# Kp45



## Linux3 (Nov 14, 2008)

First I bought a PM9. It failed to load a couple of times during the first 50 or so rounds but has been rock solid for the next 500 or so.
I liked it so much that when I started looking for something in a little bigger caliber I bought a KP4543.
I don't have to slingshot the first round to get it to load like with the PM9 and it's very accurate and easy to carry. I like it a lot but. The slide stop is real real hard to remove. The PM9 slide stop took some tapping on the back for the first 200 rounds or so and now it disassembles quite easily, no tools required. The KP45 requires that I tap the back of the slide stop and then use a flat blade to pry it out. Even after 400 rounds it takes tools to strip it down for cleaning.
Anybody else have this problem?
When I sent email to Kahr support about it I just got some bland "Different models require different break in periods" no help answer.


----------



## Bisley (Aug 24, 2008)

I have owned three Kahrs and they were all a little different.
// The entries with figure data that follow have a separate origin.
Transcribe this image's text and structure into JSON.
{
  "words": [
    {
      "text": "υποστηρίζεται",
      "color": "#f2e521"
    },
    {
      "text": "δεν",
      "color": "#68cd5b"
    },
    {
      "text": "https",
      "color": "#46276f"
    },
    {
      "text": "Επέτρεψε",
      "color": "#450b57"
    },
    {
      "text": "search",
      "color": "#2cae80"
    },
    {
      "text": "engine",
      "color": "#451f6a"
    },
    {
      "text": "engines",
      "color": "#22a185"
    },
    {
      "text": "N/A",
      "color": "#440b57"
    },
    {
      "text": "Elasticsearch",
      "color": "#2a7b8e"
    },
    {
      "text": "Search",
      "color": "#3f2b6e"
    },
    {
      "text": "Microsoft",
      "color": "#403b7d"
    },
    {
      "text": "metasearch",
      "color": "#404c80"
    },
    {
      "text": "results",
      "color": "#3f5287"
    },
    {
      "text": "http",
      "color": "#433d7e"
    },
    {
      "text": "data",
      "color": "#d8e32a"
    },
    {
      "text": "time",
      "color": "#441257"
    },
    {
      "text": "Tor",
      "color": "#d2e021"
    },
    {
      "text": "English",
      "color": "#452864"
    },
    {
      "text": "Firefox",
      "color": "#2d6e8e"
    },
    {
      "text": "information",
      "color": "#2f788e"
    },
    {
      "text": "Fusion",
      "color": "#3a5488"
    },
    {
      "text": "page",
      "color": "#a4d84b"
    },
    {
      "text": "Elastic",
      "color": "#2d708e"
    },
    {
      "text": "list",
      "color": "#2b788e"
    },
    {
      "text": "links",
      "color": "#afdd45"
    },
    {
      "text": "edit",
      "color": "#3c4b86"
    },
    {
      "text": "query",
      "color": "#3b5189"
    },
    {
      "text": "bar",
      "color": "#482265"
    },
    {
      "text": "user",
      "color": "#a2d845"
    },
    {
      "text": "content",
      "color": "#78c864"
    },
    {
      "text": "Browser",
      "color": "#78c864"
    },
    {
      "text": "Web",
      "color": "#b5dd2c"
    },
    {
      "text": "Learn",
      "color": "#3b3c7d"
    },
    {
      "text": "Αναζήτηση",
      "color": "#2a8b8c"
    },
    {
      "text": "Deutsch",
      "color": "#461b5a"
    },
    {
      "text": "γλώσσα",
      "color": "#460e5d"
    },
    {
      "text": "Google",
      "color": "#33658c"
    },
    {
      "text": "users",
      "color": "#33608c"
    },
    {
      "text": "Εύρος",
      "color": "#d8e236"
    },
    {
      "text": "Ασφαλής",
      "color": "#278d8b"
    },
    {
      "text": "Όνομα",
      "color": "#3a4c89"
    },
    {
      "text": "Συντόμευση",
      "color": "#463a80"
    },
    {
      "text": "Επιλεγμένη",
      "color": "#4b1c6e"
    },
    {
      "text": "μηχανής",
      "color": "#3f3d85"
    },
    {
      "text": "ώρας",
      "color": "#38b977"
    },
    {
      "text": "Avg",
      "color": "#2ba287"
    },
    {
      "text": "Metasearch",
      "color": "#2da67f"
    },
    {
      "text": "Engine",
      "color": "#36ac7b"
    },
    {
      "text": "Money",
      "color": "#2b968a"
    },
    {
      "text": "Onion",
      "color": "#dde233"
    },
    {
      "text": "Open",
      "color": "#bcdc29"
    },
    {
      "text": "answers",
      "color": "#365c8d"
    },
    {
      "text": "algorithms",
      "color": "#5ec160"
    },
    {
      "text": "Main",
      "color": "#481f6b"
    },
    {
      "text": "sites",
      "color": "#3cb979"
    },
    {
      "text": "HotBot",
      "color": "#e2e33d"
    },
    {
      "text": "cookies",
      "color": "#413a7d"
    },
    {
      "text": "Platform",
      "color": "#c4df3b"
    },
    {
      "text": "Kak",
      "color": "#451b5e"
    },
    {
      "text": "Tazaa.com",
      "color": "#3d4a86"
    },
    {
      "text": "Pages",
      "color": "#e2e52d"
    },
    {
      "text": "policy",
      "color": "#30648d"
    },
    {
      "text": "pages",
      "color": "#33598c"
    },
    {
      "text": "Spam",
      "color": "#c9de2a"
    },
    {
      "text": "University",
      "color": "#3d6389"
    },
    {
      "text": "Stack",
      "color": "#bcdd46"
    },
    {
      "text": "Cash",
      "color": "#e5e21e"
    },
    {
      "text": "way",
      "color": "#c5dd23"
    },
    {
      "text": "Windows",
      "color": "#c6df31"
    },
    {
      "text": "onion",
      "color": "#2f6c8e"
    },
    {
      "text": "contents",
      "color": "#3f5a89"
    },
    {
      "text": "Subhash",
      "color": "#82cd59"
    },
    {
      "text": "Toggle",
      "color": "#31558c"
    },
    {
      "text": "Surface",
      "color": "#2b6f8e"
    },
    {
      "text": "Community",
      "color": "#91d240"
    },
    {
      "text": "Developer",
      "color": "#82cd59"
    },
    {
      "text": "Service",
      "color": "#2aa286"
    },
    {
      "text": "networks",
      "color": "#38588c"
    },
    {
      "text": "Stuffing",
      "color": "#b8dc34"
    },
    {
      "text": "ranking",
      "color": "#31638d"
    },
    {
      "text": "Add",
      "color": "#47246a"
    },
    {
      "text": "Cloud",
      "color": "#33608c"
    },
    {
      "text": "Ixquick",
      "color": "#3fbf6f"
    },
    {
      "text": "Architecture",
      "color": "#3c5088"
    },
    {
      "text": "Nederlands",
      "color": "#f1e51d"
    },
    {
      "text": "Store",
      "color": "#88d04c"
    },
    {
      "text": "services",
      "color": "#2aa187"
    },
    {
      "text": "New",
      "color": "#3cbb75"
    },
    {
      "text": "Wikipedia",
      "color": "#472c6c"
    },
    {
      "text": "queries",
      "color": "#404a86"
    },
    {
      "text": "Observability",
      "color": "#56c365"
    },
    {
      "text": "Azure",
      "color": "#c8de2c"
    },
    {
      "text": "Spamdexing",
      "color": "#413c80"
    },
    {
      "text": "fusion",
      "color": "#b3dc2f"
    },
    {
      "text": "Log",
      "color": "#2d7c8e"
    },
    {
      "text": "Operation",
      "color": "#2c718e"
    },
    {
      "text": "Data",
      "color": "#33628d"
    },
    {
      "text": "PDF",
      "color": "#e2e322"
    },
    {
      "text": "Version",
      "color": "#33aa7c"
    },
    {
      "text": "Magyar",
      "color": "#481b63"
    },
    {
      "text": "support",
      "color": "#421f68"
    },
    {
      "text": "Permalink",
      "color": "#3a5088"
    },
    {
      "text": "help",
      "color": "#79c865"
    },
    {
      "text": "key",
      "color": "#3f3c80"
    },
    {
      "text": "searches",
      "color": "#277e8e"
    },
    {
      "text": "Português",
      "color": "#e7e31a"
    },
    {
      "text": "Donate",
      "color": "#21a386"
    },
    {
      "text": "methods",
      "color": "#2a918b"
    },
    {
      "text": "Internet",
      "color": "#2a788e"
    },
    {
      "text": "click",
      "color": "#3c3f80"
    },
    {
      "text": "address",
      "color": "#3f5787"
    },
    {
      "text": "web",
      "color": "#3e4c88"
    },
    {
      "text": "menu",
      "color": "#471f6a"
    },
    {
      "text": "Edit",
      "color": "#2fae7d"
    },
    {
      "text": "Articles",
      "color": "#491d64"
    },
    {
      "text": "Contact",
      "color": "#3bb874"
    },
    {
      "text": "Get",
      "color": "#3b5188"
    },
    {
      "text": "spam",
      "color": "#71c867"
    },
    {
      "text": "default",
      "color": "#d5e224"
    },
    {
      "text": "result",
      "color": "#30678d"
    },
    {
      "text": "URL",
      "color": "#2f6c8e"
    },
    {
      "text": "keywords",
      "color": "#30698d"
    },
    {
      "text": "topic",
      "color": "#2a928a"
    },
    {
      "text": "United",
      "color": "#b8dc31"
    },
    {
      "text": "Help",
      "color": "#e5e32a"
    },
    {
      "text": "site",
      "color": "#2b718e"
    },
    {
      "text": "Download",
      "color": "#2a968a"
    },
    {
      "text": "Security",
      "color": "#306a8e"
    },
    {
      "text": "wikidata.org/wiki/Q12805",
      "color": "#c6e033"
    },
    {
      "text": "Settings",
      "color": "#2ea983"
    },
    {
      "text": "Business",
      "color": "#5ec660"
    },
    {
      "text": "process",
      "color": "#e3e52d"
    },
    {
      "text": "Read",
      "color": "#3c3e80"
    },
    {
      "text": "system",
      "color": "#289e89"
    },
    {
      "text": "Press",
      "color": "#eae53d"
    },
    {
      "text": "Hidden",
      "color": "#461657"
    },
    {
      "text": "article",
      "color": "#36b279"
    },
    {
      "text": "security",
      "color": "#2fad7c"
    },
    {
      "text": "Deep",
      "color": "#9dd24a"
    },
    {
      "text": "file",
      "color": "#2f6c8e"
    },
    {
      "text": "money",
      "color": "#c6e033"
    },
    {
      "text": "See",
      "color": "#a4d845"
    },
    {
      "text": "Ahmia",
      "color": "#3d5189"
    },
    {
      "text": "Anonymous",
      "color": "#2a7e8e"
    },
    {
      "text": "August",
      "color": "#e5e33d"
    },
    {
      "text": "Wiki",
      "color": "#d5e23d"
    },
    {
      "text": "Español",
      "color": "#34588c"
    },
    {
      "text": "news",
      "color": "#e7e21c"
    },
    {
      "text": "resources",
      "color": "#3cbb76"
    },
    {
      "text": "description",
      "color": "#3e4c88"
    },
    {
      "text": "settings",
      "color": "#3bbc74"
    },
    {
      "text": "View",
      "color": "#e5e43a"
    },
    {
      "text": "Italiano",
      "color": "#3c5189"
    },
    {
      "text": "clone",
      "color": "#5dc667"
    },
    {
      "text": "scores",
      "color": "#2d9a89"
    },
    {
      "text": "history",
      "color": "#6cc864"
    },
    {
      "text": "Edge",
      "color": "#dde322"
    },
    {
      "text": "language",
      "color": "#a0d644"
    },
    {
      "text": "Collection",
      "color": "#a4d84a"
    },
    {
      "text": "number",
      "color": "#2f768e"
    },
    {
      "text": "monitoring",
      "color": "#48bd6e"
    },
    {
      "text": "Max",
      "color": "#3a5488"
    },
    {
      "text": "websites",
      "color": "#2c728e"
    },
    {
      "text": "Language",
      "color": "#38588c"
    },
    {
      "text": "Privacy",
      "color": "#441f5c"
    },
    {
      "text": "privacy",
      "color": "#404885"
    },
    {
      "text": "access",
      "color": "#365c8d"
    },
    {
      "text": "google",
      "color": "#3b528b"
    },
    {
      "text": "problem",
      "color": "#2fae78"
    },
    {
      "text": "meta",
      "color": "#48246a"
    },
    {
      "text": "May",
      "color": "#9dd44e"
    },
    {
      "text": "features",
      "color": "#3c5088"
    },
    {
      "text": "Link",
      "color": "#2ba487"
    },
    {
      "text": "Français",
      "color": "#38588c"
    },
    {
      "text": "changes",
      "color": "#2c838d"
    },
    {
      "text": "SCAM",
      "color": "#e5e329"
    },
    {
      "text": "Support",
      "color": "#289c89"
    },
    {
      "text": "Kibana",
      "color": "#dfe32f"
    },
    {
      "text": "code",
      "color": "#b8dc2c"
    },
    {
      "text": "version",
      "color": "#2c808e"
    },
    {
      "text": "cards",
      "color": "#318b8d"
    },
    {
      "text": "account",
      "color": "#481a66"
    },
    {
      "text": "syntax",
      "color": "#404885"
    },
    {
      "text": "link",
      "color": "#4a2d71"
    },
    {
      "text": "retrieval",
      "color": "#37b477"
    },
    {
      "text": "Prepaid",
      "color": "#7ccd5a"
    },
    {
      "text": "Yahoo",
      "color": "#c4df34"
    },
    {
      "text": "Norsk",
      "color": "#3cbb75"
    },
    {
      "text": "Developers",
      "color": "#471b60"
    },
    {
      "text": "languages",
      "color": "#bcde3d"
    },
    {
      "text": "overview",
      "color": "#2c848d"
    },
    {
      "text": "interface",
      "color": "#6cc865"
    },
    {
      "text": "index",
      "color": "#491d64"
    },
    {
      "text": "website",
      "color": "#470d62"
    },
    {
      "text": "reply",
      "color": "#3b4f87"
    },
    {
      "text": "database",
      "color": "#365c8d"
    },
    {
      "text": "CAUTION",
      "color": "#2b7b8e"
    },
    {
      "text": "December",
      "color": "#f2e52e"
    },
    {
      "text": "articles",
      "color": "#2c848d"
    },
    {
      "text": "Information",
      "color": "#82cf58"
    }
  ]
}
The PM-9 and the P-45 were very stiff for a while, but if I lined the marks up, I could always push the pin out with the corner of the magazine base.

The K-9 I have now is older and has many more rounds through it than either of the other two, but I still have to give it a sharp tap with a plastic hammer or screwdriver handle, at which point it flies out.

I don't worry about it, as long as it comes out, and goes back in.


----------



## Linux3 (Nov 14, 2008)

Linux3 said:


> The KP45 requires that I tap the back of the slide stop and then use a flat blade to pry it out. Even after 400 rounds it takes tools to strip it down for cleaning.
> Anybody else have this problem?
> When I sent email to Kahr support about it I just got some bland "Different models require different break in periods" no help answer.


Just to bring things up to date. After another 300 rounds the slide stop can now be removed without tools so I guess Kahr support was right.
Rock solid, accurate and easy to carry. I like the KP45 as much as my PM9.


----------



## mathewsman (Mar 3, 2008)

i have the same problem with my p45


----------